Angler mit Respekt vorm Fisch gehen nicht angeln.
Essen kein Fisch.
Betreiben C&R.

Davon mal ab. Um den Fisch zu töten hätte er ihn auch lebendig durch den Dreck ziehen müssen.
Das ist dann respektvoll?


----------



## Angler9999 (31. August 2016)

*AW: Ein dickes Lob für Matze Koch und "Fisch und Fang"*

@tibulski
Ich bin immer mehr erschrocken was du da schreibst.
Ich hatte ja noch ein Einsehen, da du in deiner Position unter Wölfen es nicht ganz einfach hast..... aber... das raubt mir die Worte.


----------



## Thomas9904 (31. August 2016)

*AW: Ein dickes Lob für Matze Koch und "Fisch und Fang"*

"Unter Wölfen"?
Die jagen selber und tun aktiv was für ihre Ernährung...

"Unter Geiern", die nur absammeln, was andere jagten und erarbeiten, dürfte es eher treffen.......

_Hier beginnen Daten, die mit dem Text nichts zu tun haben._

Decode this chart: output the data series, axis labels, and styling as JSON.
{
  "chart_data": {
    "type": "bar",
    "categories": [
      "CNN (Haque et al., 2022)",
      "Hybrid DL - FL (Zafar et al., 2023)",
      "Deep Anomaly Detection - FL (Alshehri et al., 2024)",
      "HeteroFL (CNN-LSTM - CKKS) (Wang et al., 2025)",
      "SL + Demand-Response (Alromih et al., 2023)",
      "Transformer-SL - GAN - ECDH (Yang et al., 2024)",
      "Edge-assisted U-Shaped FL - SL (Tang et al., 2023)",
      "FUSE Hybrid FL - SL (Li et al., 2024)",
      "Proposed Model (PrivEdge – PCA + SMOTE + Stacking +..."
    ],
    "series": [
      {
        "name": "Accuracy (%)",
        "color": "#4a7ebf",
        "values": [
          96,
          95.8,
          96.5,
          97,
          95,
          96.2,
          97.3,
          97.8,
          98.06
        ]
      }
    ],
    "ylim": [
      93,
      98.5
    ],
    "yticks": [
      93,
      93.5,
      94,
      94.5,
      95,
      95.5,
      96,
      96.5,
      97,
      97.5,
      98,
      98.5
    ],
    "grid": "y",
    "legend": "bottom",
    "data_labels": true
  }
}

zensiertzensiertzensiertzensiertzensiert.............................................................................................................


----------



## Victor Laszlo (31. August 2016)

*AW: Ein dickes Lob für Matze Koch und "Fisch und Fang"*



Sharpo schrieb:


> Davon mal ab. Um den Fisch zu töten hätte er ihn auch lebendig durch den Dreck ziehen müssen.
> Das ist dann respektvoll?



Eine wirklich relevante Frage!
Wenn ein Angler einen Fisch gehakt hat der für ihn nicht verwertbar ist, dann entscheidet er sich zu einem bestimmten Zeitpunkt dafür diesen zurückzusetzen. Das kann wenn dieser günstig gehakt ist schon im Wasser geschehen, wenn zB ein Griff den Kunstköder löst.
Wenn aber der Köder etwas tiefer sitzt kann es nötig sein den Fisch in eine passende Position (an Land) zu bringen  und gegebenenfalls eine Maulsperre einzusetzen um den Haken zu lösen.
Eine 2 Meter Abhakmatte hat man nicht immer dabei, da bleiben dem Fänger nicht allzuviele Alternativen.
Ist der Fisch dann aber vom Haken befreit ist der Umstand das dieser "im Dreck lag" noch lange kein Grund diesen dann trotz fehlender Verwertungsabsicht zu töten.
Die Entscheidung darüber ob eine das Leben des Fisches gefährdende gesundheitliche Beeinträchtigung des Fisches dem Zurücksetzen entgegensteht trifft hier allein der Fänger.


----------



## Thomas9904 (31. August 2016)

*AW: Ein dickes Lob für Matze Koch und "Fisch und Fang"*

Das alles ist hier Offtopic!!!

Hier gehts nicht ums behandeln des Fisches, sondern um das Editorial von Matze Koch, in welchem er das anglerfeindliche Verhalten des GF Hanfland vom LFV-Bayern kommentiert, der in seinem Interview eben REIN GAR NICHTS ZUR  Behandlung des Fisches sagte!!


----------



## Sharpo (31. August 2016)

*AW: Ein dickes Lob für Matze Koch und "Fisch und Fang"*



Victor Laszlo schrieb:


> Eine wirklich relevante Frage!
> Wenn ein Angler einen Fisch gehakt hat der für ihn nicht verwertbar ist, dann entscheidet er sich zu einem bestimmten Zeitpunkt dafür diesen zurückzusetzen. Das kann wenn dieser günstig gehakt ist schon im Wasser geschehen, wenn zB ein Griff den Kunstköder löst.
> Wenn aber der Köder etwas tiefer sitzt kann es nötig sein den Fisch in eine passende Position (an Land) zu bringen  und gegebenenfalls eine Maulsperre einzusetzen um den Haken zu lösen.
> Eine 2 Meter Abhakmatte hat man nicht immer dabei, da bleiben dem Fänger nicht allzuviele Alternativen.
> ...



Und daran ändert auch nicht mal ein "schnelles" Foto vom Fisch mit Fänger.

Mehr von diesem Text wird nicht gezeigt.